At the time they wrote this article, the authors were Ph.D. students in educational studies at the University of British Columbia. Only in an education course could it be considered serious scholarship to write a paper in which you explain how uncomfortable you are with how animals are portrayed in children’s books. Sadly, they both received their Ph.D. degrees and are now teaching education courses to prospective teachers.
It’s bad enough when education professors write nonsense that no one outside their small circle will ever read. However, some are determined to impose their crazy ideas on virtually all teachers and their students.
For example, a group of education professors are on a mission to derail the Alberta government’s plan to implement a new curriculum that places a strong emphasis on knowledge acquisition. One might assume that helping students become more knowledgeable is something everyone can agree on, but sadly this does not appear to be the case.
Instead of providing constructive feedback to the government, these professors went out of their way to nitpick leaked draft documents that were nowhere close to a final version. They seized on the opportunity to discredit an opposing point of view and used a draft version of a consultant’s proposal to do it.
They did this because some education professors are hostile to a knowledge-focused curriculum.
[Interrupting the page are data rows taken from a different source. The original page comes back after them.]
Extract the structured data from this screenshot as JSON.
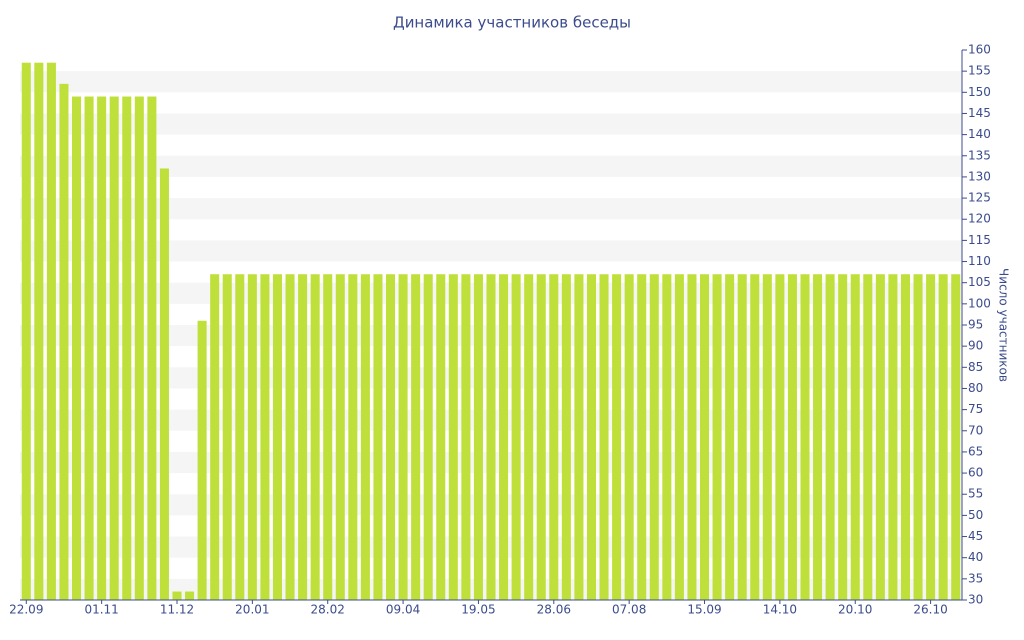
{
  "chart_data": {
    "type": "bar",
    "title": "Динамика участников беседы",
    "y_label": "Число участников",
    "categories": [
      "22.09",
      null,
      null,
      null,
      null,
      null,
      "01.11",
      null,
      null,
      null,
      null,
      null,
      "11.12",
      null,
      null,
      null,
      null,
      null,
      "20.01",
      null,
      null,
      null,
      null,
      null,
      "28.02",
      null,
      null,
      null,
      null,
      null,
      "09.04",
      null,
      null,
      null,
      null,
      null,
      "19.05",
      null,
      null,
      null,
      null,
      null,
      "28.06",
      null,
      null,
      null,
      null,
      null,
      "07.08",
      null,
      null,
      null,
      null,
      null,
      "15.09",
      null,
      null,
      null,
      null,
      null,
      "14.10",
      null,
      null,
      null,
      null,
      null,
      "20.10",
      null,
      null,
      null,
      null,
      null,
      "26.10",
      null,
      null
    ],
    "values": [
      157,
      157,
      157,
      152,
      149,
      149,
      149,
      149,
      149,
      149,
      149,
      132,
      32,
      32,
      96,
      107,
      107,
      107,
      107,
      107,
      107,
      107,
      107,
      107,
      107,
      107,
      107,
      107,
      107,
      107,
      107,
      107,
      107,
      107,
      107,
      107,
      107,
      107,
      107,
      107,
      107,
      107,
      107,
      107,
      107,
      107,
      107,
      107,
      107,
      107,
      107,
      107,
      107,
      107,
      107,
      107,
      107,
      107,
      107,
      107,
      107,
      107,
      107,
      107,
      107,
      107,
      107,
      107,
      107,
      107,
      107,
      107,
      107,
      107,
      107
    ],
    "color": "#bfe03a",
    "ylim": [
      30,
      160
    ],
    "yticks": [
      30,
      35,
      40,
      45,
      50,
      55,
      60,
      65,
      70,
      75,
      80,
      85,
      90,
      95,
      100,
      105,
      110,
      115,
      120,
      125,
      130,
      135,
      140,
      145,
      150,
      155,
      160
    ],
    "grid": true
  }
}
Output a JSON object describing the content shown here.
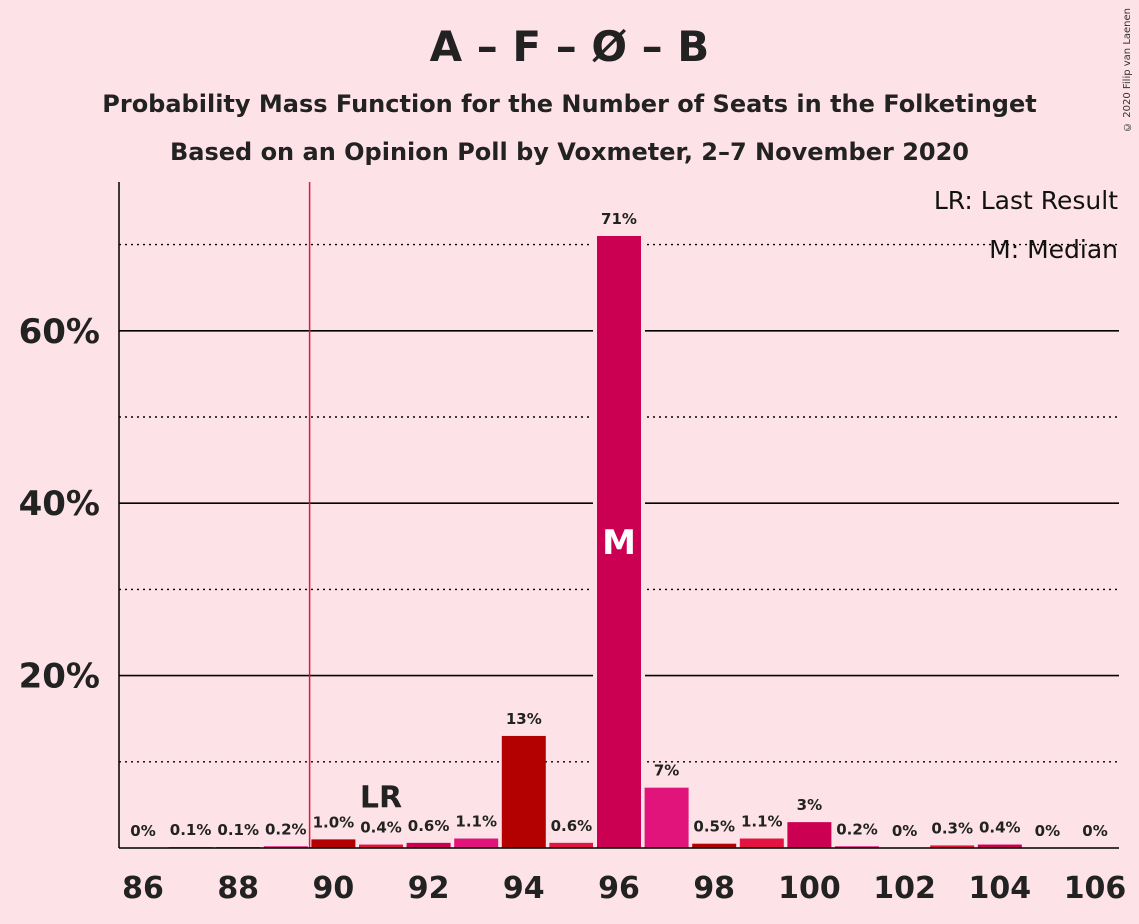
{
  "header": {
    "title": "A – F – Ø – B",
    "subtitle_1": "Probability Mass Function for the Number of Seats in the Folketinget",
    "subtitle_2": "Based on an Opinion Poll by Voxmeter, 2–7 November 2020",
    "copyright": "© 2020 Filip van Laenen"
  },
  "legend": {
    "last_result": "LR: Last Result",
    "median": "M: Median"
  },
  "markers": {
    "last_result_label": "LR",
    "median_label": "M",
    "last_result_seat": 89.5,
    "median_seat": 96
  },
  "colors": {
    "background": "#FDE3E7",
    "bar_colors": [
      "#B30000",
      "#E31441",
      "#CC0052",
      "#E0147A"
    ],
    "last_result_line": "#E31441",
    "grid": "#000000"
  },
  "chart_data": {
    "type": "bar",
    "title": "A – F – Ø – B",
    "xlabel": "",
    "ylabel": "",
    "ylim": [
      0,
      77
    ],
    "grid": true,
    "legend_position": "top-right",
    "y_ticks": [
      {
        "value": 20,
        "label": "20%"
      },
      {
        "value": 40,
        "label": "40%"
      },
      {
        "value": 60,
        "label": "60%"
      }
    ],
    "x_tick_labels": [
      "86",
      "88",
      "90",
      "92",
      "94",
      "96",
      "98",
      "100",
      "102",
      "104",
      "106"
    ],
    "categories": [
      86,
      87,
      88,
      89,
      90,
      91,
      92,
      93,
      94,
      95,
      96,
      97,
      98,
      99,
      100,
      101,
      102,
      103,
      104,
      105,
      106
    ],
    "values": [
      0,
      0.1,
      0.1,
      0.2,
      1.0,
      0.4,
      0.6,
      1.1,
      13,
      0.6,
      71,
      7,
      0.5,
      1.1,
      3,
      0.2,
      0,
      0.3,
      0.4,
      0,
      0
    ],
    "labels": [
      "0%",
      "0.1%",
      "0.1%",
      "0.2%",
      "1.0%",
      "0.4%",
      "0.6%",
      "1.1%",
      "13%",
      "0.6%",
      "71%",
      "7%",
      "0.5%",
      "1.1%",
      "3%",
      "0.2%",
      "0%",
      "0.3%",
      "0.4%",
      "0%",
      "0%"
    ]
  }
}
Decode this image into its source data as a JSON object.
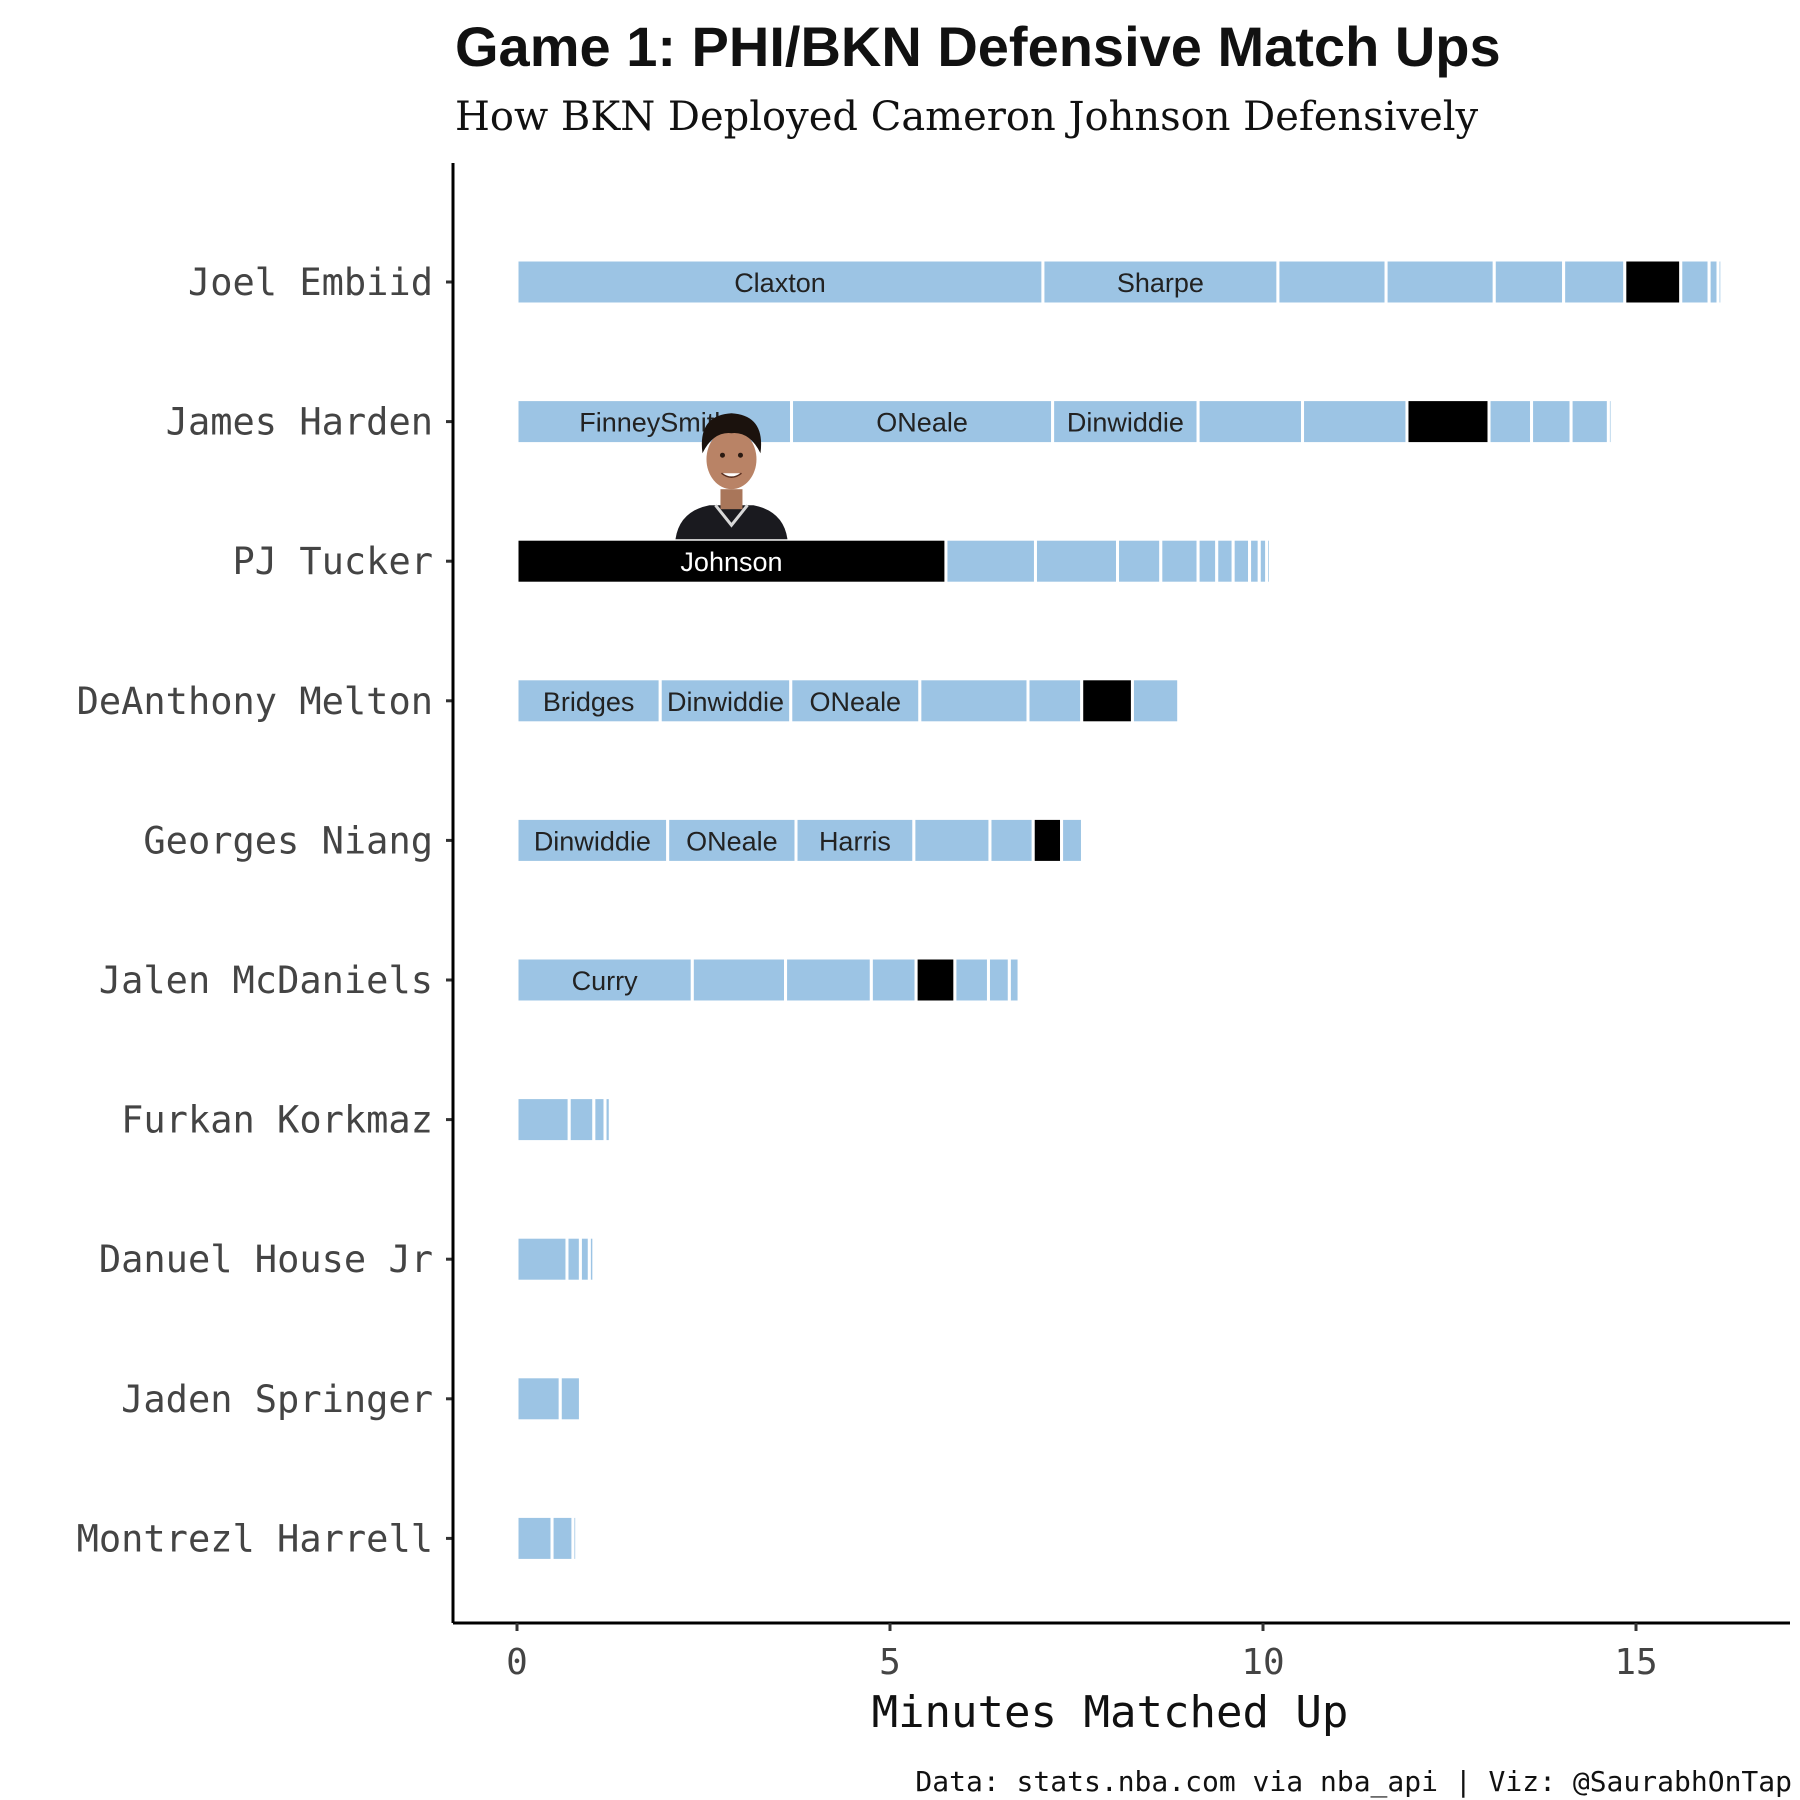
{
  "chart_data": {
    "type": "bar",
    "orientation": "horizontal-stacked",
    "title": "Game 1: PHI/BKN Defensive Match Ups",
    "subtitle": "How BKN Deployed Cameron Johnson Defensively",
    "xlabel": "Minutes Matched Up",
    "ylabel": "",
    "xlim": [
      0,
      17
    ],
    "xticks": [
      0,
      5,
      10,
      15
    ],
    "caption": "Data: stats.nba.com via nba_api | Viz: @SaurabhOnTap",
    "highlight_player": "Johnson",
    "colors": {
      "default": "#9CC4E4",
      "highlight": "#000000"
    },
    "rows": [
      {
        "player": "Joel Embiid",
        "segments": [
          {
            "label": "Claxton",
            "minutes": 7.05
          },
          {
            "label": "Sharpe",
            "minutes": 3.15
          },
          {
            "label": "",
            "minutes": 1.45
          },
          {
            "label": "",
            "minutes": 1.45
          },
          {
            "label": "",
            "minutes": 0.93
          },
          {
            "label": "",
            "minutes": 0.82
          },
          {
            "label": "Johnson",
            "minutes": 0.75,
            "highlight": true,
            "show_label": false
          },
          {
            "label": "",
            "minutes": 0.38
          },
          {
            "label": "",
            "minutes": 0.12
          },
          {
            "label": "",
            "minutes": 0.05
          }
        ]
      },
      {
        "player": "James Harden",
        "segments": [
          {
            "label": "FinneySmith",
            "minutes": 3.68
          },
          {
            "label": "ONeale",
            "minutes": 3.5
          },
          {
            "label": "Dinwiddie",
            "minutes": 1.95
          },
          {
            "label": "",
            "minutes": 1.4
          },
          {
            "label": "",
            "minutes": 1.4
          },
          {
            "label": "Johnson",
            "minutes": 1.1,
            "highlight": true,
            "show_label": false
          },
          {
            "label": "",
            "minutes": 0.57
          },
          {
            "label": "",
            "minutes": 0.53
          },
          {
            "label": "",
            "minutes": 0.5
          },
          {
            "label": "",
            "minutes": 0.05
          },
          {
            "label": "",
            "minutes": 0.04
          }
        ]
      },
      {
        "player": "PJ Tucker",
        "segments": [
          {
            "label": "Johnson",
            "minutes": 5.75,
            "highlight": true,
            "show_label": true
          },
          {
            "label": "",
            "minutes": 1.2
          },
          {
            "label": "",
            "minutes": 1.1
          },
          {
            "label": "",
            "minutes": 0.58
          },
          {
            "label": "",
            "minutes": 0.5
          },
          {
            "label": "",
            "minutes": 0.25
          },
          {
            "label": "",
            "minutes": 0.22
          },
          {
            "label": "",
            "minutes": 0.22
          },
          {
            "label": "",
            "minutes": 0.13
          },
          {
            "label": "",
            "minutes": 0.1
          },
          {
            "label": "",
            "minutes": 0.05
          }
        ]
      },
      {
        "player": "DeAnthony Melton",
        "segments": [
          {
            "label": "Bridges",
            "minutes": 1.92
          },
          {
            "label": "Dinwiddie",
            "minutes": 1.75
          },
          {
            "label": "ONeale",
            "minutes": 1.73
          },
          {
            "label": "",
            "minutes": 1.45
          },
          {
            "label": "",
            "minutes": 0.72
          },
          {
            "label": "Johnson",
            "minutes": 0.68,
            "highlight": true,
            "show_label": false
          },
          {
            "label": "",
            "minutes": 0.62
          }
        ]
      },
      {
        "player": "Georges Niang",
        "segments": [
          {
            "label": "Dinwiddie",
            "minutes": 2.02
          },
          {
            "label": "ONeale",
            "minutes": 1.72
          },
          {
            "label": "Harris",
            "minutes": 1.58
          },
          {
            "label": "",
            "minutes": 1.02
          },
          {
            "label": "",
            "minutes": 0.58
          },
          {
            "label": "Johnson",
            "minutes": 0.38,
            "highlight": true,
            "show_label": false
          },
          {
            "label": "",
            "minutes": 0.28
          }
        ]
      },
      {
        "player": "Jalen McDaniels",
        "segments": [
          {
            "label": "Curry",
            "minutes": 2.35
          },
          {
            "label": "",
            "minutes": 1.25
          },
          {
            "label": "",
            "minutes": 1.15
          },
          {
            "label": "",
            "minutes": 0.6
          },
          {
            "label": "Johnson",
            "minutes": 0.52,
            "highlight": true,
            "show_label": false
          },
          {
            "label": "",
            "minutes": 0.45
          },
          {
            "label": "",
            "minutes": 0.28
          },
          {
            "label": "",
            "minutes": 0.13
          }
        ]
      },
      {
        "player": "Furkan Korkmaz",
        "segments": [
          {
            "label": "",
            "minutes": 0.7
          },
          {
            "label": "",
            "minutes": 0.33
          },
          {
            "label": "",
            "minutes": 0.15
          },
          {
            "label": "",
            "minutes": 0.07
          }
        ]
      },
      {
        "player": "Danuel House Jr",
        "segments": [
          {
            "label": "",
            "minutes": 0.67
          },
          {
            "label": "",
            "minutes": 0.18
          },
          {
            "label": "",
            "minutes": 0.12
          },
          {
            "label": "",
            "minutes": 0.06
          }
        ]
      },
      {
        "player": "Jaden Springer",
        "segments": [
          {
            "label": "",
            "minutes": 0.58
          },
          {
            "label": "",
            "minutes": 0.27
          }
        ]
      },
      {
        "player": "Montrezl Harrell",
        "segments": [
          {
            "label": "",
            "minutes": 0.47
          },
          {
            "label": "",
            "minutes": 0.28
          },
          {
            "label": "",
            "minutes": 0.05
          }
        ]
      }
    ]
  }
}
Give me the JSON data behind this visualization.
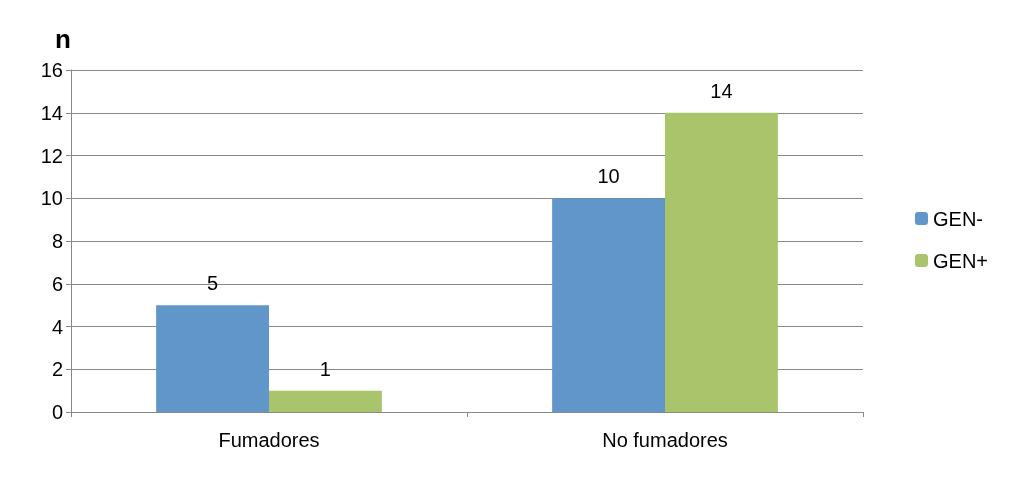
{
  "chart_data": {
    "type": "bar",
    "ylabel": "n",
    "categories": [
      "Fumadores",
      "No fumadores"
    ],
    "series": [
      {
        "name": "GEN-",
        "color": "#6096c9",
        "values": [
          5,
          10
        ]
      },
      {
        "name": "GEN+",
        "color": "#a9c46a",
        "values": [
          1,
          14
        ]
      }
    ],
    "ylim": [
      0,
      16
    ],
    "yticks": [
      0,
      2,
      4,
      6,
      8,
      10,
      12,
      14,
      16
    ],
    "grid": "y",
    "legend": "right",
    "data_labels": true
  }
}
They prefer the philosophy of William Heard Kilpatrick, an early 20th-century education professor who argued that the process of learning is more important than the specific content in the curriculum. That is why these professors go to great lengths to discredit the core knowledge approach, even though there are mountains of research evidence proving its effectiveness with virtually all students.
The good news is that not all education professors are beholden to the progressive ideology. Some even recognize the important contributions of cognitive psychology to understanding how learning really works. For example, Dr. Daniel Ansari at Western University is doing important research into how young children master basic mathematical skills.
Researchers like Dr. Ansari don’t have time to waste writing articles about bird watching or how animals are portrayed in children’s books. Nor are they blasting the Alberta government for making knowledge acquisition the focus of its new curriculum.
If education professors want to avoid total irrelevancy, they had better start producing research that benefits teachers and students. Otherwise, they will be like the tree that falls in a forest with no one to hear it.